Im RISE-Quartier Rahlstedt-Ost wurde der Grünzug-Nord, zwischen Kielkoppelstraße und Schimmelreiterweg, neugestaltet und deutlich aufgewertet. Viele neue Sitzgelegenheiten, großzügige Freiflächen, erneuerte und aufgewertete sowie neue Spiel- und Sportflächen, eine naturnahe Bepflanzung sowie Mieter- und Gemeinschaftsgärten bieten jetzt eine hohe Aufenthaltsqualität, die zum Verweilen einlädt. Die Einweihung wurde mit einem großen Fest für alle Bewohnerinnen und Bewohner gefeiert.
Der Grünzug-Nord befindet sich angrenzend an die Straßenzüge Hegeneck, Schimmelreiterweg und Soreneck und bildet mit dem 2021 fertiggestellten Grünzug-Süd eine attraktive, fußläufige Nord-Süd-Verbindung durch das Quartier. Mit seiner Fertigstellung wurde ein wichtiges Schlüsselprojekt im Fördergebiet Rahlstedt-Ost des Rahmenprogramms Integrierte Stadtteilentwicklung (RISE) umgesetzt. Ziel der Gebietsentwicklung ist unter anderem, dass sich Rahlstedt-Ost zu einem attraktiven Wohnstandort für Familien, Menschen jeden Alters, verschiedener Einkommensgruppen und unterschiedlicher sozialer und kultureller Herkunft entwickelt.

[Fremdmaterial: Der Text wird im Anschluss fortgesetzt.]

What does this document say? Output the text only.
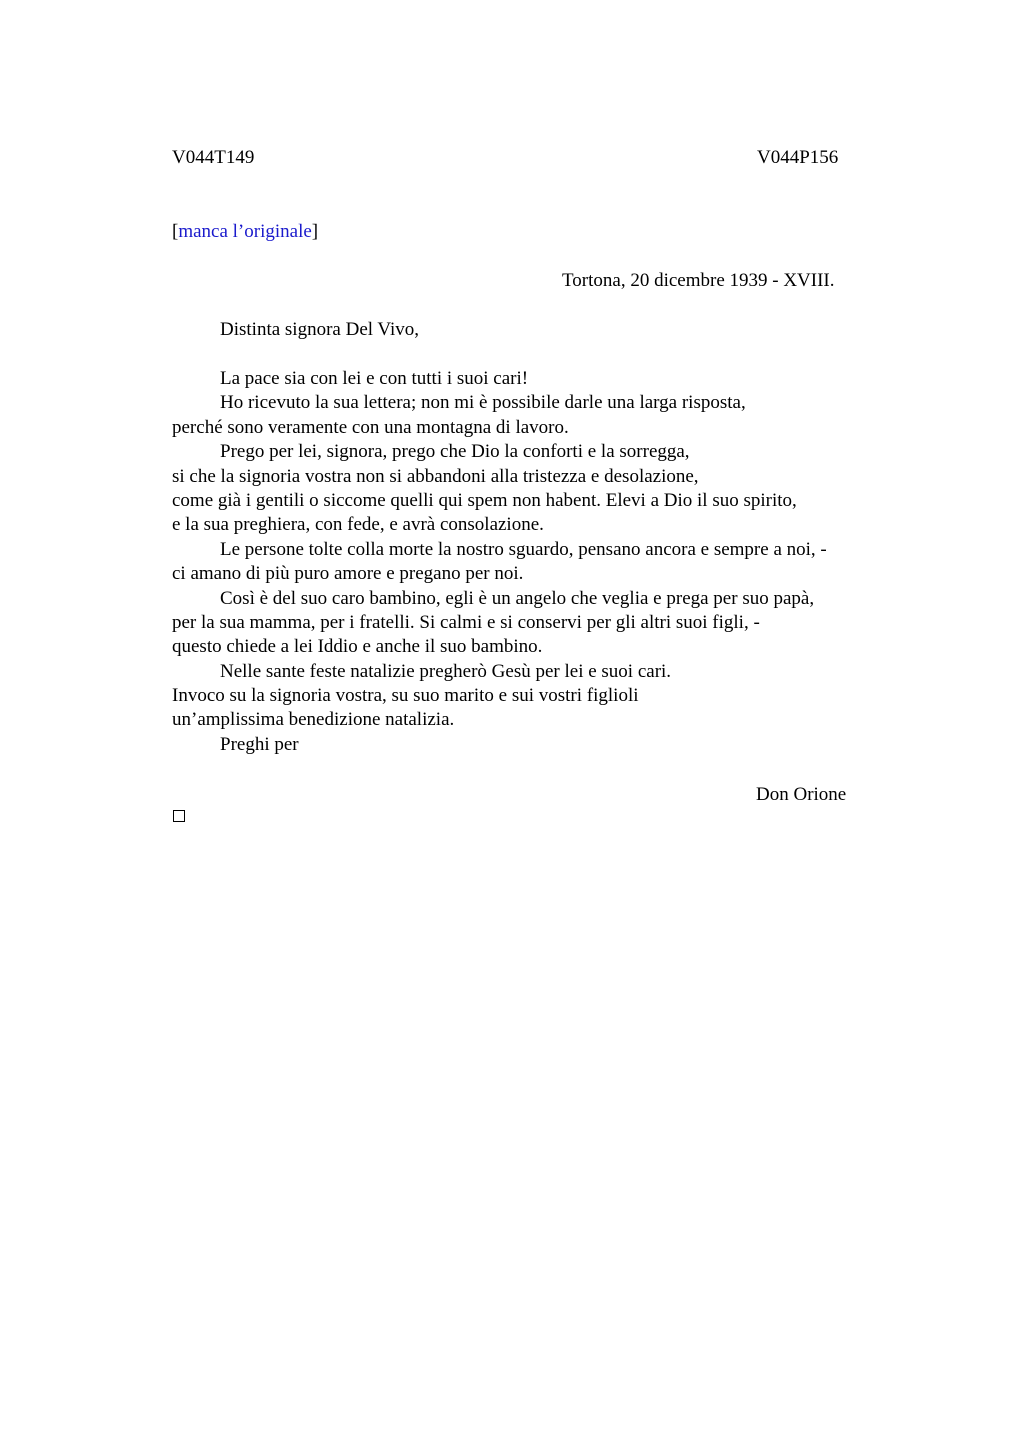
V044T149	V044P156
[manca l’originale]
Tortona, 20 dicembre 1939 - XVIII.
Distinta signora Del Vivo,
La pace sia con lei e con tutti i suoi cari!
Ho ricevuto la sua lettera; non mi è possibile darle una larga risposta,
perché sono veramente con una montagna di lavoro.
Prego per lei, signora, prego che Dio la conforti e la sorregga,
si che la signoria vostra non si abbandoni alla tristezza e desolazione,
come già i gentili o siccome quelli qui spem non habent. Elevi a Dio il suo spirito,
e la sua preghiera, con fede, e avrà consolazione.
Le persone tolte colla morte la nostro sguardo, pensano ancora e sempre a noi, -
ci amano di più puro amore e pregano per noi.
Così è del suo caro bambino, egli è un angelo che veglia e prega per suo papà,
per la sua mamma, per i fratelli. Si calmi e si conservi per gli altri suoi figli, -
questo chiede a lei Iddio e anche il suo bambino.
Nelle sante feste natalizie pregherò Gesù per lei e suoi cari.
Invoco su la signoria vostra, su suo marito e sui vostri figlioli
un’amplissima benedizione natalizia.
Preghi per
Don Orione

Das Quartier bietet künftig großzügige Freiflächen, die die Aufenthaltsqualität deutlich erhöhen. Unter anderem sind die Wege auch mit Blick auf die Barrierefreiheit erneuert und mit moderner insektenfreundlicher Beleuchtung ausgestattet worden. Viele neue Sitzgelegenheiten laden zum Verweilen ein und fördern Begegnungen im Quartier. Bestehende Spielplätze sind erneuert und deutlich aufgewertet worden, weitere Spiel- und Sportflächen, darunter eine Calisthenics-Anlage, sind neu errichtet worden. Ein weiterer Baustein ist die neue naturnahe Bepflanzung. Entlang der Wege wurden insektenfreundliche Wildblumenwiesen angelegt. Auch in die Wohnqualität ist investiert worden. So haben alle Erdgeschosswohnungen einen eigenen Mietergarten mit direktem Zugang erhalten, wo sich zuvor nur Abstandsgrün zwischen Straße und Gebäude befand. Zusätzlich stehen jetzt Gemeinschaftsgärten für die Bewohnerinnen und Bewohner der Etagenwohnungen zum gemeinsamen Gärtnern zur Verfügung. Im Rahmen eines Kunstprojekts zum Mitmachen sind unter Begleitung der Künstlerin Anne Ochmann neue Sitzmöbel aus Keramikfliesen entstanden, die die Bewohnerinnen und Bewohner mitgestalten konnten. Die Flächen eines Garagenhofs werden als „Rahlstedt East Side Gallery“ von Sprayern fortlaufend künstlerisch gestaltet.
Mehr Infos zur „Rahlstedt East Side Gallery“: www.startloch.de/rahlstedt-eastside-gallery/
Die Gesamtinvestitionen der SAGA in Höhe von rund 2 Millionen Euro wurden zur Hälfte aus RISE-Mitteln der Behörde für Stadtentwicklung und Wohnen und Klimaplanmitteln der Behörde für Umwelt, Klima, Energie und Agrarwirtschaft (BUKEA) finanziert.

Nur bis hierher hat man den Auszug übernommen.